La trêve est précaire, c’est là son défaut.
Mais quiconque se retourne sur les six premiers mois de 2025 ne peut que souhaiter une pause estivale, aussi éphémère soit-elle. Il en va de notre santé mentale collective !
A Washington règne un maître du monde autoproclamé qui met nos nerfs à rude épreuve. Depuis son investiture le 20 janvier, pas un jour sans que Donald Trump ne sature l’espace médiatique. Tantôt menaçant la planète d’une guerre commerciale, tantôt prétendant résoudre par d’improbables « deals »
les tragédies les plus implacables.
- Qu’en reste-t-il ?
Non seulement le 47e président des États-Unis peine à ouvrir la nouvelle ère de prospérité qu’il avait promise à ses électeurs, mais il n’a pas non plus pour l’heure fait avancer d’un pouce la « pacification » des relations internationales dont il s’était fait le chantre. Sa décision cynique de lâcher la résistance ukrainienne n’a fait qu’accroître les appétits impérialistes de Vladimir Poutine.
Ces jours-ci, le débat budgétaire américain risque d’aboutir à l’extinction programmée d’une aide militaire vitale pour l’armée ukrainienne. Kiev désespère sous les bombes, comme au début de l’offensive russe…
Au Proche-Orient, le bilan est tout aussi navrant : tandis que Trump continue de promettre un cessez-le-feu imminent, Gaza endure une famine. La catastrophe humanitaire est telle qu’on ne peut que souhaiter que le président américain parvienne à convaincre le Premier ministre israélien, Benyamin Netanyahou, de mettre fin à la guerre.
- Comment bloquer l’engrenage du conflit régional pour la « sécurité d’Israël » que Netanyahou, plus que jamais soutenu par son opinion publique, veut mener à son terme ?
En bombardant les installations nucléaires iraniennes, Trump a apporté un appui politique décisif au boutefeu de Tel-Aviv. Sans provoquer la chute de la dictature théocratique iranienne, qui a intensifié la répression intérieure.
- Qu’est-il advenu du stock d’uranium enrichi que le régime des mollahs, plus que jamais obsédé par la fabrication d’une arme atomique, assure avoir transporté en lieu sûr ?
L’Iran, signataire du traité de non-prolifération nucléaire, se soustrait sine die aux visites de l’Agence internationale de l’Énergie atomique.
- Et la France dans tout ça ?
Un an après les élections législatives anticipées, l’Assemblée nationale sans majorité menace de renverser bientôt le gouvernement de François Bayrou, qui compte les jours et semble se satisfaire de durer plus longtemps que ses prédécesseurs Gabriel Attal et Michel Barnier, et de dépasser peut-être, le 18 septembre, son modèle Pierre Mendès France (huit mois et cinq jours à Matignon). Au Palais-Bourbon, des lois passent malgré tout, comme le démontre notre enquête.
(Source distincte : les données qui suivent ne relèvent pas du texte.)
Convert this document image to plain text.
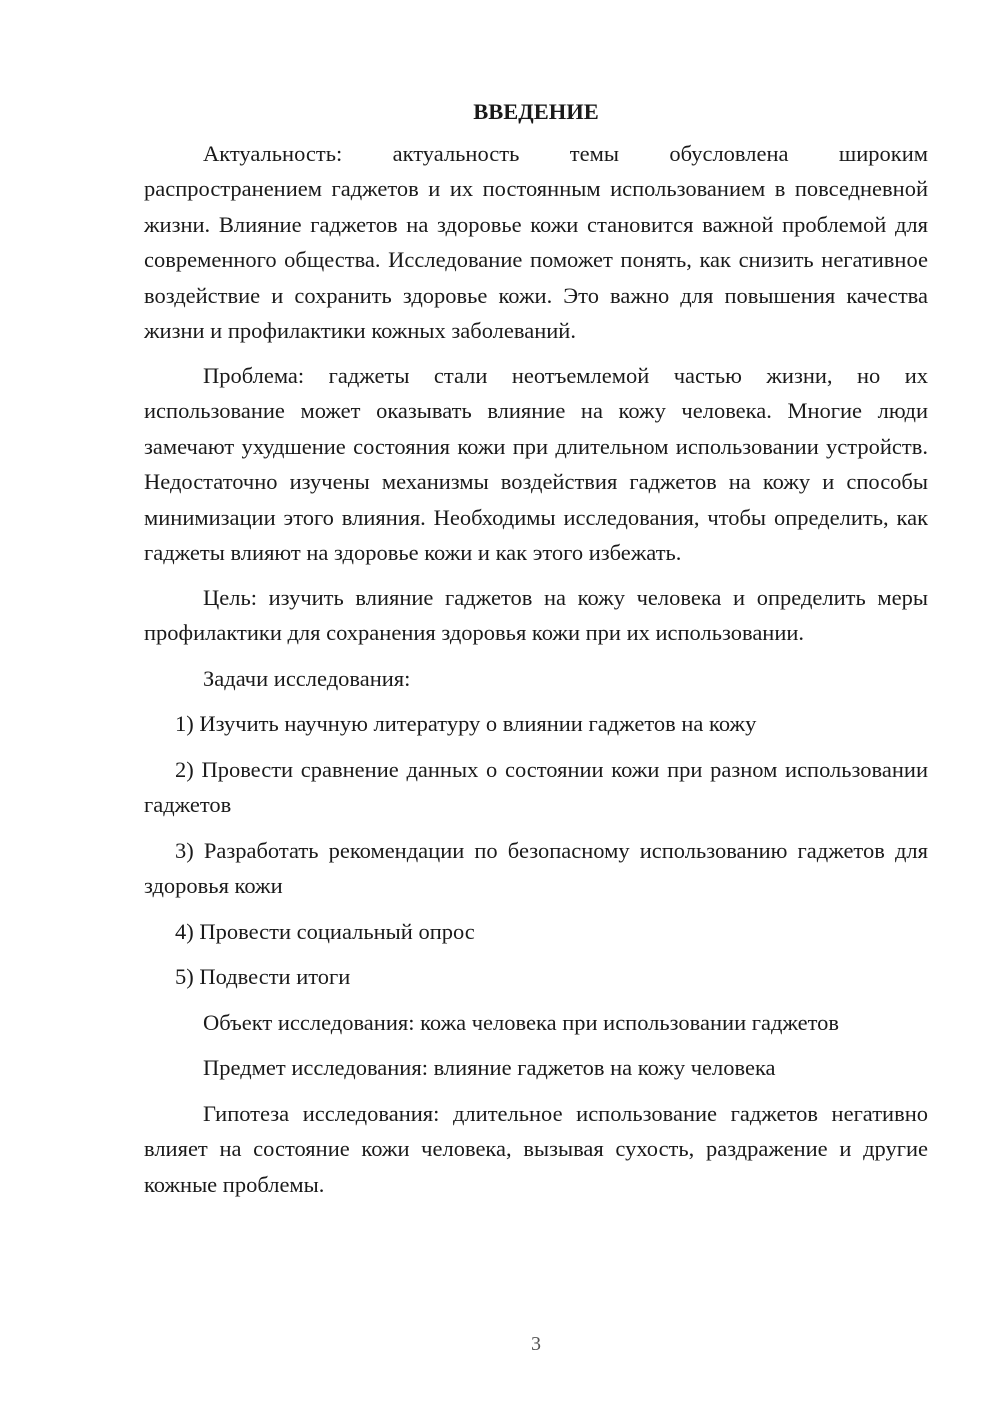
ВВЕДЕНИЕ

Актуальность: актуальность темы обусловлена широким распространением гаджетов и их постоянным использованием в повседневной жизни. Влияние гаджетов на здоровье кожи становится важной проблемой для современного общества. Исследование поможет понять, как снизить негативное воздействие и сохранить здоровье кожи. Это важно для повышения качества жизни и профилактики кожных заболеваний.

Проблема: гаджеты стали неотъемлемой частью жизни, но их использование может оказывать влияние на кожу человека. Многие люди замечают ухудшение состояния кожи при длительном использовании устройств. Недостаточно изучены механизмы воздействия гаджетов на кожу и способы минимизации этого влияния. Необходимы исследования, чтобы определить, как гаджеты влияют на здоровье кожи и как этого избежать.

Цель: изучить влияние гаджетов на кожу человека и определить меры профилактики для сохранения здоровья кожи при их использовании.

Задачи исследования:

1) Изучить научную литературу о влиянии гаджетов на кожу

2) Провести сравнение данных о состоянии кожи при разном использовании гаджетов

3) Разработать рекомендации по безопасному использованию гаджетов для здоровья кожи

4) Провести социальный опрос

5) Подвести итоги

Объект исследования: кожа человека при использовании гаджетов

Предмет исследования: влияние гаджетов на кожу человека

Гипотеза исследования: длительное использование гаджетов негативно влияет на состояние кожи человека, вызывая сухость, раздражение и другие кожные проблемы.

3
Mais les socialistes déçus par l’échec du conclave sur les retraites et revenus à leur posture d’opposition offriront bientôt l’occasion aux députés du Rassemblement national de porter l’estocade en ajoutant leurs voix à une motion de censure de la gauche lors d’un débat budgétaire qui s’annonce himalayesque.
- Comment envisager 40 milliards d’économies et faire adopter une loi de Finances à dix-huit mois d’une élection présidentielle ?
Le socle commun des macronistes et de la droite est aux abonnés absents. La guerre de succession opposant Edouard Philippe, Bruno Retailleau, Gérald Darmanin et les autres a commencé. Le 8 juillet prochain, le président de la République retrouvera, certes, son pouvoir jupitérien de dissoudre. Mais un nouveau coup de foudre risque fort de lui être politiquement fatal…
Sans oublier tout à fait ces enjeux, nos chères lectrices et chers lecteurs doivent donc impérativement s’accorder un été inspirant. « Il faut savoir être zen ! », recommande le chroniqueur et animateur de France-Inter Matthieu Noël, qui a supprimé toutes les alertes infos sur son téléphone pour mieux profiter des siens et « apprécier la durée des jours ».